Müslümanlıkla bilgisizlik birbirine tamamen zıttır.
Bilindiği gibi, fertlerin ve toplumların maddî ve manevî her alanda yükselip ilerlemelerini temin eden unsurların başında ilim gelmektedir.
Bu sebeple dinimiz ilme, okumaya ve öğrenmeye büyük değer vermiş; ilim tahsilini her Müslümana farz kılmıştır.
Rabbimizin bir ismi de Âlim’dir, yâni her şeyi her yönüyle bilendir. Kullarının âlim olmasını ister. Okuyup öğrenmelerini emreder. Câhilleri sevmez!
Müslümanlıkla bilgisizlik birbirine tamamen zıttır. Cehalet ve tembelliğin dinimizde asla yeri yoktur.
Her Müslümanın evinde bir kitaplığı bulunmalıdır. Bu kitaplık, dinimizi ve dünyamızı anlatan faydalı kitaplarla dolmalıdır.

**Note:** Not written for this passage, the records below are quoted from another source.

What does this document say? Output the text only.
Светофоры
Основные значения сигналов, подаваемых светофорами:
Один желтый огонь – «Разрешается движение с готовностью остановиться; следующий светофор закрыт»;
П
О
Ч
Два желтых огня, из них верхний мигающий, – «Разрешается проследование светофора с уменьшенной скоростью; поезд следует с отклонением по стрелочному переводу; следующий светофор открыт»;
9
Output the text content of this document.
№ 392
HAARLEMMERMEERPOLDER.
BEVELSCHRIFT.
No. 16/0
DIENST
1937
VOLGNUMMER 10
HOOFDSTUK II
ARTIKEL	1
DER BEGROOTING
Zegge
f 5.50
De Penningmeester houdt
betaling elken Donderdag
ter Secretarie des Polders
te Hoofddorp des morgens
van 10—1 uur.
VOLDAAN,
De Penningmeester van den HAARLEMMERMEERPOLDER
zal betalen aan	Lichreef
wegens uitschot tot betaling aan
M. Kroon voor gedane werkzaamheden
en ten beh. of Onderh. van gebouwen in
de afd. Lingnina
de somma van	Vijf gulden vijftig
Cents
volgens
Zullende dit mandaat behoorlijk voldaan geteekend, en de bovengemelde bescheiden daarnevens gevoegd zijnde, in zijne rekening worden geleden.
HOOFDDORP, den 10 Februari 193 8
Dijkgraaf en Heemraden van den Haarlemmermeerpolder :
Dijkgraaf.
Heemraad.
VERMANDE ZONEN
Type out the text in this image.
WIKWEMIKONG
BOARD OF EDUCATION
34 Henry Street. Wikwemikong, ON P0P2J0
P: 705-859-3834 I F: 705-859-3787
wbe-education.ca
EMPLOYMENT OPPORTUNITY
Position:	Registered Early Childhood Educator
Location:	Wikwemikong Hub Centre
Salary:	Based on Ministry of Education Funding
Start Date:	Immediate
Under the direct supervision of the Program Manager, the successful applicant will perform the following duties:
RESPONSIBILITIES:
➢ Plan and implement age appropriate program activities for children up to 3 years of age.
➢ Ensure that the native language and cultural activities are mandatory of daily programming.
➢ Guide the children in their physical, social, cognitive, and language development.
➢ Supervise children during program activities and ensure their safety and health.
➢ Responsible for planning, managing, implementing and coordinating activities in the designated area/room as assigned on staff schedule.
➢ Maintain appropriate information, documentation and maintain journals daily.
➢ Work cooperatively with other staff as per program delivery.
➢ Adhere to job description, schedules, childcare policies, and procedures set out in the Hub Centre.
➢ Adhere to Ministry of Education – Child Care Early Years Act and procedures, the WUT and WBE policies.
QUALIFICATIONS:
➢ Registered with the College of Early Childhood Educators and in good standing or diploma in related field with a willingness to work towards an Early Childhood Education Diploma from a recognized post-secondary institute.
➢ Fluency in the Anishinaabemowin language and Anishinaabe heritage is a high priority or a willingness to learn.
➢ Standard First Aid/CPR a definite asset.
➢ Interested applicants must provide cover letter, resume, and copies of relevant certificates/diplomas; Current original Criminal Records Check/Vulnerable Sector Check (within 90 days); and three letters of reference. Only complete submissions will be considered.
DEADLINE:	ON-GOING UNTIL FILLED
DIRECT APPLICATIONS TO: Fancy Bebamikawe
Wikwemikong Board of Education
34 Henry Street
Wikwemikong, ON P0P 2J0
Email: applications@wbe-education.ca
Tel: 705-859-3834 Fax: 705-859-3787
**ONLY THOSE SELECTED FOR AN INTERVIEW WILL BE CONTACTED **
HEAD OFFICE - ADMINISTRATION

Kur’ân-ı Kerîm’in yanında onu açıklayan hâlis ve nurlu tefsirler, Allah Resulü’nün hayatımıza hayat katan hadîs-i şerif kitapları, fıkıh, ilmihal ve ahlâk kitapları mutlaka her evde bulunmalı, okunmalıdır.
Evlerimiz bir medrese, bir mektep, bir ibadethane halini almalıdır.
Âlimler diriye, cahiller ölüye benzerler. Gerekli ilmi öğrenmek farz, öğretmekse en büyük sadakadır. Bu sebepledir ki, dinimiz ilimle uğraşmayı nafile ibadetten üstün saymış ve ilim rütbesini rütbelerin en yükseği kabul etmiştir.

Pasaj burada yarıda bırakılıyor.